If Bitcoin (BTC) had an atrocious day yesterday, Ethereum’s (ETH) day was whatever adjective is worse than that, with its highest ever loss in value in a single day versus USD. On that chart, its market structure and uptrend has been annihilated; but by virtue of being an altcoin, we have, by convention, two charts to look at – and here the latter may surprise us a bit.
We first look at the damage on the 3-day ETH/Dollar chart, and see that Ethereum briefly dipped below $100 yesterday, testing a multi-year low in the process. This means that Ethereum’s promising 2020 uprend profile was wiped out in just a day.
Although we can expect some bouncing and relief, in the bigger picture, we should expect sideways consolidation at best and new lows at worst.
Moving to the ETH/Bitcoin chart, however, we see something interesting. The most important level on this chart is the ‘Capitulation Line’ (dotted), which marked the level Ethereum held above between 2017 and 2019, and recently regained in 2020.
Yesterday, this level was sliced through clean during the selloff; but it has since been retaken again. If we see this level held on the weekly chart, it would be an interesting conclusion to such a dramatic week. Stabilizing above that level would give us a tiny glimmer of hope that Ethereum can hold on to some semblance of strength.

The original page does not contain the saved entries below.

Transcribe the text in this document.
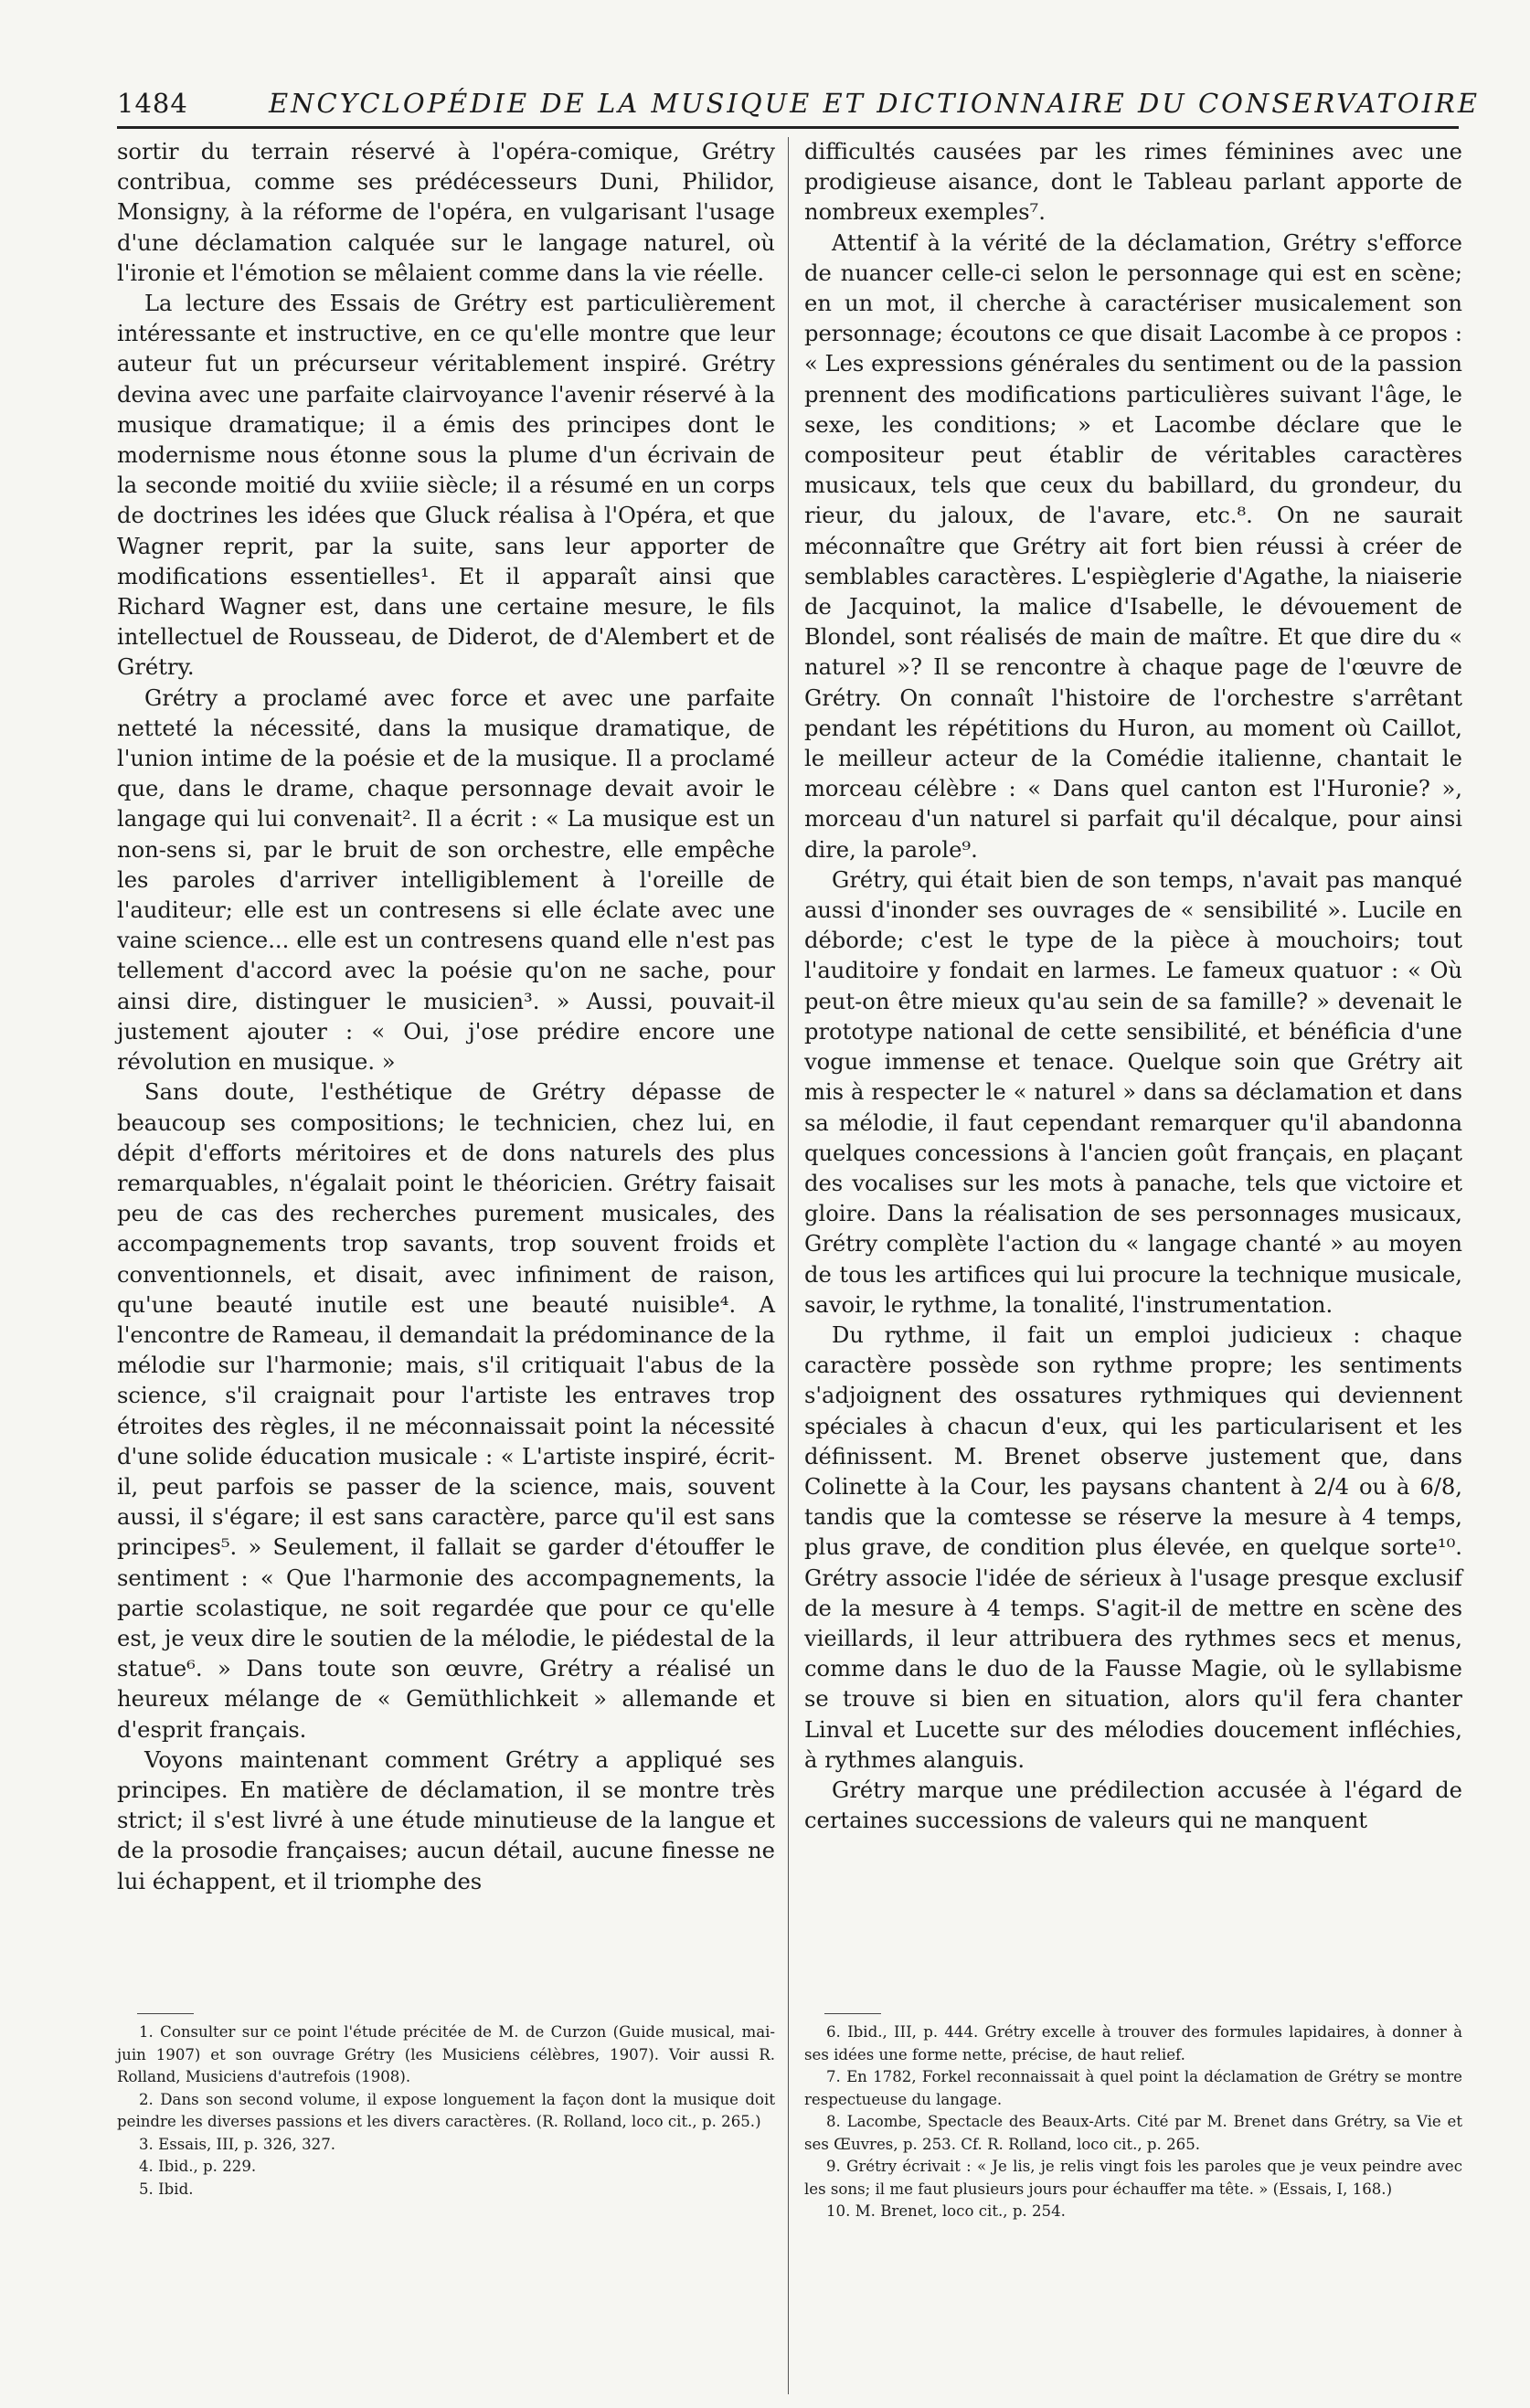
1484	ENCYCLOPÉDIE DE LA MUSIQUE ET DICTIONNAIRE DU CONSERVATOIRE

sortir du terrain réservé à l'opéra-comique, Grétry contribua, comme ses prédécesseurs Duni, Philidor, Monsigny, à la réforme de l'opéra, en vulgarisant l'usage d'une déclamation calquée sur le langage naturel, où l'ironie et l'émotion se mêlaient comme dans la vie réelle.

La lecture des Essais de Grétry est particulièrement intéressante et instructive, en ce qu'elle montre que leur auteur fut un précurseur véritablement inspiré. Grétry devina avec une parfaite clairvoyance l'avenir réservé à la musique dramatique; il a émis des principes dont le modernisme nous étonne sous la plume d'un écrivain de la seconde moitié du xviiie siècle; il a résumé en un corps de doctrines les idées que Gluck réalisa à l'Opéra, et que Wagner reprit, par la suite, sans leur apporter de modifications essentielles¹. Et il apparaît ainsi que Richard Wagner est, dans une certaine mesure, le fils intellectuel de Rousseau, de Diderot, de d'Alembert et de Grétry.

Grétry a proclamé avec force et avec une parfaite netteté la nécessité, dans la musique dramatique, de l'union intime de la poésie et de la musique. Il a proclamé que, dans le drame, chaque personnage devait avoir le langage qui lui convenait². Il a écrit : « La musique est un non-sens si, par le bruit de son orchestre, elle empêche les paroles d'arriver intelligiblement à l'oreille de l'auditeur; elle est un contresens si elle éclate avec une vaine science... elle est un contresens quand elle n'est pas tellement d'accord avec la poésie qu'on ne sache, pour ainsi dire, distinguer le musicien³. » Aussi, pouvait-il justement ajouter : « Oui, j'ose prédire encore une révolution en musique. »

Sans doute, l'esthétique de Grétry dépasse de beaucoup ses compositions; le technicien, chez lui, en dépit d'efforts méritoires et de dons naturels des plus remarquables, n'égalait point le théoricien. Grétry faisait peu de cas des recherches purement musicales, des accompagnements trop savants, trop souvent froids et conventionnels, et disait, avec infiniment de raison, qu'une beauté inutile est une beauté nuisible⁴. A l'encontre de Rameau, il demandait la prédominance de la mélodie sur l'harmonie; mais, s'il critiquait l'abus de la science, s'il craignait pour l'artiste les entraves trop étroites des règles, il ne méconnaissait point la nécessité d'une solide éducation musicale : « L'artiste inspiré, écrit-il, peut parfois se passer de la science, mais, souvent aussi, il s'égare; il est sans caractère, parce qu'il est sans principes⁵. » Seulement, il fallait se garder d'étouffer le sentiment : « Que l'harmonie des accompagnements, la partie scolastique, ne soit regardée que pour ce qu'elle est, je veux dire le soutien de la mélodie, le piédestal de la statue⁶. » Dans toute son œuvre, Grétry a réalisé un heureux mélange de « Gemüthlichkeit » allemande et d'esprit français.

Voyons maintenant comment Grétry a appliqué ses principes. En matière de déclamation, il se montre très strict; il s'est livré à une étude minutieuse de la langue et de la prosodie françaises; aucun détail, aucune finesse ne lui échappent, et il triomphe des

difficultés causées par les rimes féminines avec une prodigieuse aisance, dont le Tableau parlant apporte de nombreux exemples⁷.

Attentif à la vérité de la déclamation, Grétry s'efforce de nuancer celle-ci selon le personnage qui est en scène; en un mot, il cherche à caractériser musicalement son personnage; écoutons ce que disait Lacombe à ce propos : « Les expressions générales du sentiment ou de la passion prennent des modifications particulières suivant l'âge, le sexe, les conditions; » et Lacombe déclare que le compositeur peut établir de véritables caractères musicaux, tels que ceux du babillard, du grondeur, du rieur, du jaloux, de l'avare, etc.⁸. On ne saurait méconnaître que Grétry ait fort bien réussi à créer de semblables caractères. L'espièglerie d'Agathe, la niaiserie de Jacquinot, la malice d'Isabelle, le dévouement de Blondel, sont réalisés de main de maître. Et que dire du « naturel »? Il se rencontre à chaque page de l'œuvre de Grétry. On connaît l'histoire de l'orchestre s'arrêtant pendant les répétitions du Huron, au moment où Caillot, le meilleur acteur de la Comédie italienne, chantait le morceau célèbre : « Dans quel canton est l'Huronie? », morceau d'un naturel si parfait qu'il décalque, pour ainsi dire, la parole⁹.

Grétry, qui était bien de son temps, n'avait pas manqué aussi d'inonder ses ouvrages de « sensibilité ». Lucile en déborde; c'est le type de la pièce à mouchoirs; tout l'auditoire y fondait en larmes. Le fameux quatuor : « Où peut-on être mieux qu'au sein de sa famille? » devenait le prototype national de cette sensibilité, et bénéficia d'une vogue immense et tenace. Quelque soin que Grétry ait mis à respecter le « naturel » dans sa déclamation et dans sa mélodie, il faut cependant remarquer qu'il abandonna quelques concessions à l'ancien goût français, en plaçant des vocalises sur les mots à panache, tels que victoire et gloire. Dans la réalisation de ses personnages musicaux, Grétry complète l'action du « langage chanté » au moyen de tous les artifices qui lui procure la technique musicale, savoir, le rythme, la tonalité, l'instrumentation.

Du rythme, il fait un emploi judicieux : chaque caractère possède son rythme propre; les sentiments s'adjoignent des ossatures rythmiques qui deviennent spéciales à chacun d'eux, qui les particularisent et les définissent. M. Brenet observe justement que, dans Colinette à la Cour, les paysans chantent à 2/4 ou à 6/8, tandis que la comtesse se réserve la mesure à 4 temps, plus grave, de condition plus élevée, en quelque sorte¹⁰. Grétry associe l'idée de sérieux à l'usage presque exclusif de la mesure à 4 temps. S'agit-il de mettre en scène des vieillards, il leur attribuera des rythmes secs et menus, comme dans le duo de la Fausse Magie, où le syllabisme se trouve si bien en situation, alors qu'il fera chanter Linval et Lucette sur des mélodies doucement infléchies, à rythmes alanguis.

Grétry marque une prédilection accusée à l'égard de certaines successions de valeurs qui ne manquent

1. Consulter sur ce point l'étude précitée de M. de Curzon (Guide musical, mai-juin 1907) et son ouvrage Grétry (les Musiciens célèbres, 1907). Voir aussi R. Rolland, Musiciens d'autrefois (1908).

2. Dans son second volume, il expose longuement la façon dont la musique doit peindre les diverses passions et les divers caractères. (R. Rolland, loco cit., p. 265.)

3. Essais, III, p. 326, 327.

4. Ibid., p. 229.

5. Ibid.

6. Ibid., III, p. 444. Grétry excelle à trouver des formules lapidaires, à donner à ses idées une forme nette, précise, de haut relief.

7. En 1782, Forkel reconnaissait à quel point la déclamation de Grétry se montre respectueuse du langage.

8. Lacombe, Spectacle des Beaux-Arts. Cité par M. Brenet dans Grétry, sa Vie et ses Œuvres, p. 253. Cf. R. Rolland, loco cit., p. 265.

9. Grétry écrivait : « Je lis, je relis vingt fois les paroles que je veux peindre avec les sons; il me faut plusieurs jours pour échauffer ma tête. » (Essais, I, 168.)

10. M. Brenet, loco cit., p. 254.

Finally, down to the short term, we see what may be a local (if nothing else) bottom and precursor to a small relief rally. We see a neckline forming on a head-&-shoulders, and a bull divergence on the RSI.
Again, it cannot be emphasized enough that both medium and high-timeframe trends are now squarely bearish, so LTF buying is trading explicitly against the trend – this is dangerous stuff.
We wait to see how this bloody week plays out in the markets.